Doctors could be pretty entertaining correspondents back then. A report to JAMA about Capudine demonstrates this well. Capudine was a popular headache remedy that was held responsible for killing quite a few patients around the country. It contained antipyrin, a powerful analgesic that was known to cause convulsions. JAMA even included a newspaper article from the Atlanta Constitution containing the headline 'Funeral of Mrs Winburn – Her Death Was Due to Overdose of Capudine'. The obituary was even more poignant: Mrs Winburn, a preacher's wife, left five children under the age of ten.

JAMA investigated Capudine, specifically wanting to know if there was a difference between the over-the-counter variety and the medicine they were selling in 'professional journals' (not JAMA). First, a Chicago physician wrote to the Capudine Chemical Company in Raleigh, North Carolina, asking if it made a difference whether the physician prescribed the drug, or advised his patients to buy it over the counter.

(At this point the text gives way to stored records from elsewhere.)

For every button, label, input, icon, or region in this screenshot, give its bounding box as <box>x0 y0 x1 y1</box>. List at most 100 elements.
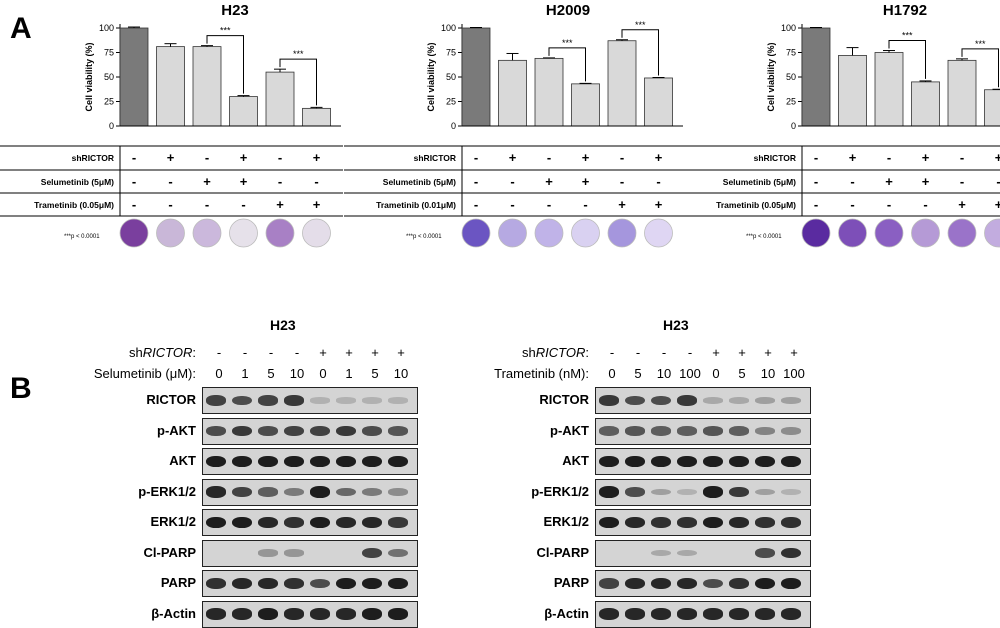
blot-title: H23 <box>663 317 689 333</box>
blot-strip <box>202 387 418 414</box>
shrictor-lane-symbol: + <box>345 345 353 360</box>
shrictor-lane-symbol: - <box>687 345 693 360</box>
condition-symbol: - <box>547 150 551 165</box>
chart-H23: H23 0 25 50 75 100 Cell viability (%) *** *** shR… <box>0 2 343 248</box>
condition-symbol: + <box>582 150 590 165</box>
condition-label: Trametinib (0.01μM) <box>376 200 456 210</box>
shrictor-lane-symbol: - <box>268 345 274 360</box>
shrictor-lane-symbol: + <box>790 345 798 360</box>
condition-label: Selumetinib (5μM) <box>723 177 796 187</box>
colony-well <box>192 218 222 248</box>
y-tick-label: 100 <box>441 23 456 33</box>
protein-band <box>232 608 252 620</box>
condition-symbol: + <box>849 150 857 165</box>
condition-symbol: - <box>923 197 927 212</box>
y-axis-label: Cell viability (%) <box>766 42 776 111</box>
protein-band <box>284 425 304 437</box>
bar <box>838 55 867 127</box>
significance-stars: *** <box>293 49 304 59</box>
condition-symbol: + <box>958 197 966 212</box>
band-label: ERK1/2 <box>150 514 196 529</box>
protein-band <box>599 578 619 589</box>
condition-symbol: + <box>885 174 893 189</box>
protein-band <box>258 487 278 497</box>
dose-value: 5 <box>738 366 746 381</box>
protein-band <box>232 577 252 590</box>
y-tick-label: 25 <box>786 97 796 107</box>
protein-band <box>336 577 356 590</box>
band-label: p-AKT <box>550 422 589 438</box>
shrictor-lane-symbol: + <box>712 345 720 360</box>
blot-strip <box>202 417 418 445</box>
protein-band <box>284 578 304 589</box>
protein-band <box>388 455 408 468</box>
colony-well <box>119 218 149 248</box>
condition-symbol: + <box>240 174 248 189</box>
bar <box>947 59 977 127</box>
condition-symbol: - <box>241 197 245 212</box>
dose-value: 5 <box>634 366 642 381</box>
condition-symbol: - <box>887 197 891 212</box>
protein-band <box>599 426 619 436</box>
protein-band <box>651 488 671 496</box>
protein-band <box>703 397 723 404</box>
condition-symbol: + <box>240 150 248 165</box>
protein-band <box>755 455 775 468</box>
shrictor-lane-symbol: + <box>397 345 405 360</box>
band-label: β-Actin <box>544 605 589 621</box>
significance-bracket <box>548 47 586 82</box>
p-value-note: ***p < 0.0001 <box>64 234 100 240</box>
band-label: p-ERK1/2 <box>531 483 589 499</box>
protein-band <box>362 516 382 529</box>
protein-band <box>336 516 356 529</box>
bar <box>874 52 904 127</box>
protein-band <box>625 608 645 620</box>
shrictor-lane-symbol: + <box>319 345 327 360</box>
y-axis-label: Cell viability (%) <box>84 42 94 111</box>
protein-band <box>258 426 278 436</box>
protein-band <box>651 517 671 528</box>
blot-strip <box>202 600 418 628</box>
colony-well <box>911 218 940 248</box>
significance-bracket <box>206 35 244 94</box>
condition-symbol: + <box>167 150 175 165</box>
chart-title: H23 <box>221 2 249 19</box>
significance-stars: *** <box>975 39 986 49</box>
band-label: RICTOR <box>146 392 196 407</box>
bar <box>984 89 1000 127</box>
protein-band <box>625 487 645 497</box>
protein-band <box>362 487 382 497</box>
y-tick-label: 50 <box>786 72 796 82</box>
condition-label: shRICTOR <box>754 153 796 163</box>
condition-symbol: - <box>960 150 964 165</box>
band-label: p-ERK1/2 <box>138 483 196 499</box>
protein-band <box>284 517 304 528</box>
colony-well <box>156 218 185 248</box>
colony-well <box>984 218 1000 248</box>
protein-band <box>677 517 697 528</box>
significance-bracket <box>961 48 999 88</box>
condition-symbol: - <box>620 150 624 165</box>
condition-symbol: - <box>314 174 318 189</box>
protein-band <box>284 395 304 406</box>
protein-band <box>362 608 382 620</box>
protein-band <box>781 517 801 528</box>
protein-band <box>336 487 356 497</box>
colony-well <box>498 218 527 248</box>
protein-band <box>703 455 723 468</box>
y-tick-label: 25 <box>104 97 114 107</box>
dose-value: 10 <box>760 366 776 381</box>
band-label: Cl-PARP <box>536 544 589 560</box>
blot-strip <box>202 478 418 506</box>
dose-value: 0 <box>319 366 327 381</box>
protein-band <box>206 395 226 406</box>
blot-strip <box>595 570 811 597</box>
y-tick-label: 0 <box>109 121 114 131</box>
protein-band <box>206 608 226 620</box>
chart-H1792: H1792 0 25 50 75 100 Cell viability (%) *** *** s… <box>684 2 1000 248</box>
y-tick-label: 50 <box>446 72 456 82</box>
protein-band <box>258 577 278 590</box>
protein-band <box>310 425 330 437</box>
significance-stars: *** <box>220 26 231 36</box>
condition-label: Trametinib (0.05μM) <box>716 200 796 210</box>
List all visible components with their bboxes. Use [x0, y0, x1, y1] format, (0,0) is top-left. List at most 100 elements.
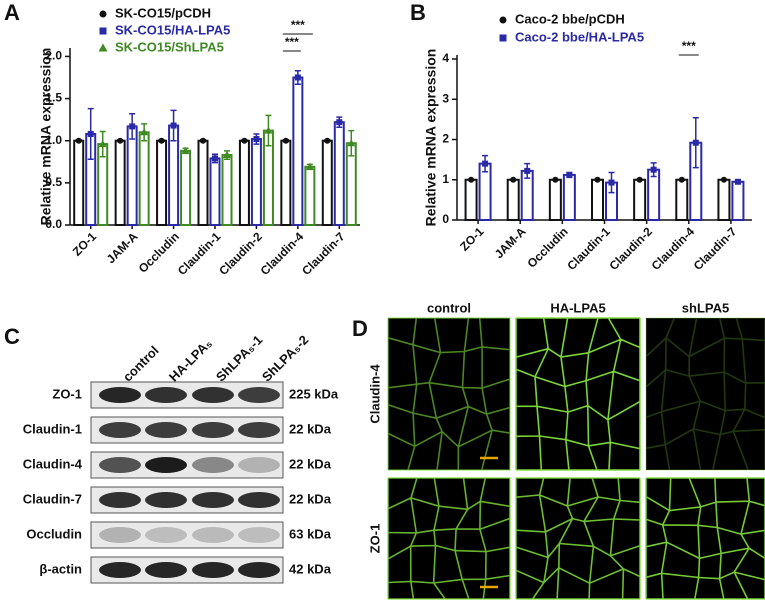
lane-label: HA-LPA₅	[166, 336, 215, 385]
protein-label: Claudin-4	[23, 456, 83, 471]
blot-band	[145, 387, 187, 403]
bar	[333, 121, 345, 226]
x-tick-label: JAM-A	[104, 229, 141, 266]
mean-marker	[117, 137, 124, 144]
size-label: 63 kDa	[289, 526, 332, 541]
x-tick-label: Claudin-7	[691, 224, 740, 273]
legend-label: SK-CO15/ShLPA5	[115, 39, 224, 54]
cell-outlines	[515, 317, 641, 471]
blot-band	[99, 387, 141, 403]
bar	[292, 76, 304, 226]
y-tick-label: 1	[442, 172, 449, 186]
x-tick-label: Claudin-4	[649, 224, 698, 273]
legend-marker	[499, 16, 507, 24]
bar	[238, 139, 250, 226]
legend-label: Caco-2 bbe/pCDH	[515, 11, 625, 26]
y-tick-label: 0.5	[45, 175, 62, 189]
cell-outlines	[387, 477, 511, 600]
bar	[280, 139, 292, 226]
x-tick-label: Claudin-4	[258, 229, 307, 278]
lane-label: ShLPA₅-1	[213, 332, 265, 384]
bar	[209, 157, 221, 227]
protein-label: ZO-1	[52, 386, 82, 401]
significance-label: ***	[291, 18, 305, 32]
x-tick-label: Claudin-2	[606, 224, 655, 273]
blot-band	[145, 422, 187, 438]
protein-label: Occludin	[26, 526, 82, 541]
blot-band	[145, 562, 187, 578]
bar	[548, 178, 562, 222]
blot-band	[99, 457, 141, 473]
mean-marker	[294, 74, 301, 81]
blot-band	[192, 422, 234, 438]
x-tick-label: ZO-1	[70, 229, 99, 258]
x-tick-label: ZO-1	[457, 224, 486, 253]
mean-marker	[212, 155, 218, 162]
x-tick-label: JAM-A	[492, 224, 529, 261]
x-tick-label: Claudin-7	[299, 229, 348, 278]
mean-marker	[200, 137, 206, 144]
bar	[221, 154, 233, 227]
panel-label: C	[4, 324, 20, 349]
cell-outlines	[645, 477, 765, 600]
mean-marker	[264, 126, 273, 134]
mean-marker	[75, 137, 82, 144]
cell-outlines	[387, 317, 511, 471]
mean-marker	[510, 176, 517, 183]
bar	[126, 125, 138, 226]
blot-band	[238, 387, 280, 403]
micrograph	[516, 318, 640, 470]
mean-marker	[720, 176, 727, 183]
column-label: HA-LPA5	[550, 300, 605, 315]
blot-band	[192, 527, 234, 543]
bar	[114, 139, 126, 226]
y-axis-label: Relative mRNA expression	[423, 49, 439, 227]
mean-marker	[158, 137, 165, 144]
bar	[591, 178, 604, 222]
mean-marker	[482, 160, 489, 167]
mean-marker	[608, 179, 615, 186]
mean-marker	[282, 137, 289, 144]
mean-marker	[305, 162, 314, 170]
protein-label: Claudin-7	[23, 491, 82, 506]
mean-marker	[552, 176, 559, 183]
y-axis-label: Relative mRNA expression	[38, 48, 54, 226]
blot-band	[145, 492, 187, 508]
bar	[73, 139, 85, 226]
blot-band	[99, 527, 141, 543]
legend-marker	[99, 10, 107, 18]
cell-outlines	[645, 317, 765, 471]
mean-marker	[87, 130, 94, 137]
blot-band	[99, 492, 141, 508]
legend-marker	[98, 43, 108, 52]
bar	[717, 178, 731, 222]
micrograph	[646, 478, 765, 599]
panel-label: A	[4, 0, 20, 25]
mean-marker	[140, 128, 149, 136]
blot-band	[238, 422, 280, 438]
mean-marker	[129, 123, 136, 130]
mean-marker	[636, 176, 643, 183]
mean-marker	[223, 151, 231, 159]
panel-label: D	[352, 316, 368, 341]
blot-band	[145, 457, 187, 473]
blot-band	[238, 562, 280, 578]
significance-label: ***	[682, 39, 696, 53]
x-tick-label: Claudin-1	[175, 229, 224, 278]
bar	[138, 131, 150, 227]
mean-marker	[181, 146, 190, 154]
bar	[633, 178, 647, 222]
lane-label: ShLPA₅-2	[259, 332, 311, 384]
size-label: 22 kDa	[289, 491, 332, 506]
micrograph	[646, 318, 765, 470]
y-tick-label: 2.0	[45, 49, 62, 63]
size-label: 22 kDa	[289, 421, 332, 436]
mean-marker	[241, 137, 248, 144]
significance-label: ***	[285, 35, 299, 49]
bar	[731, 180, 745, 222]
blot-band	[145, 527, 187, 543]
micrograph	[388, 318, 510, 470]
y-tick-label: 1.0	[45, 133, 62, 147]
panel-label: B	[410, 0, 426, 25]
bar	[562, 173, 576, 222]
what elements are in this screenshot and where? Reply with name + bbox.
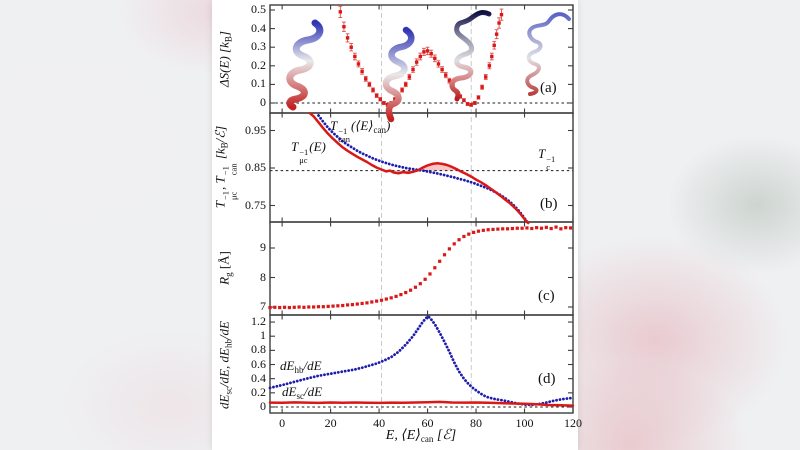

The company replied with an implied 'wink-wink, nudge-nudge', that they didn't want the customer to know that the druggist filled the prescription from the same bottle as the over-the-counter, as 'many of our doctor friends prefer it that way.' The letter concluded that it was 'perfectly all right' either way. JAMA exploded:

'Perfectly all right' indeed! What though you deceive your patient, stultify yourself and use your druggist as a catspaw; just so you increase the sale of Capudine it 'is perfectly all right' – for the Capudine Chemical Company.

Those were days of physician responsibility, indeed. We want this man as our doctor.

The medical writer was scathing in his exposé of the pseudo-science involved in the advertising:

The formula furnished physicians is, of course, a joke. The various ingredients given – without quantities – are, with the exceptions of Capu, well-known drugs. Capu is not so well known; in fact, its circle of acquaintances is limited to the Capudine Chemical Company. According to the company (and it if doesn't know, who does?) 'capu is a cellulin product – chemical formula C18H20N3O4.' This looks abstruse and scientific, and doubtless in many cases prevents further impertinent and awkward questions. The description only lacks one thing to prevent it qualifying for an honored position in the hall of fakes – a 'structural formula' of weird and impressive design. The great unknown – Capu – is, of course, as the analysis demonstrates, our old friend antipyrin.

The correspondent goes on to mention that the Capudine Chemical Company makes a big deal out of telling everyone that Capudine 'contains no acetanilid'. Of course not – that stuff's known to be poisonous. Also, that information distracts from the other awkward question: 'does it contain antipyrin'?

The Ongoing Struggle

In many cases, the AMA in those early days of the fight for better drug labelling could only advise, inform, study, caution. Physicians kept sending compounds to the North Dakota lab of the Department of Agriculture. The chemists kept using their knowledge and equipment to take apart what so many quacks had put together in their labs in Cincinnati, Philadelphia, and Raleigh. Doctors read the labels carefully in order to parse the whereases and wherefores, to catch the quacks in a lie before they poisoned another young mother.

There are a lot more laws now. Some of them have real teeth in them. Obviously, pharmaceutical companies never purposely try to poison anyone. They would never cover up sloppy research or use pseudo-scientific gobbledygook just to sell unwary consumers a useless product. Of course they wouldn't. But errors do happen, and just in case, aren't we glad there's a Food and Drug Administration?

Perhaps you will think about them before you order your next shipment of Viagra online. You know, the ones that come from overseas...

1This section discusses Coca-Bola, a substance containing cocaine. It has nothing to do with Coca-Cola. While Coca-Cola contained cocaine at one time, by 1917 its objectionable ingredient, according to Dr Wiley, was caffeine.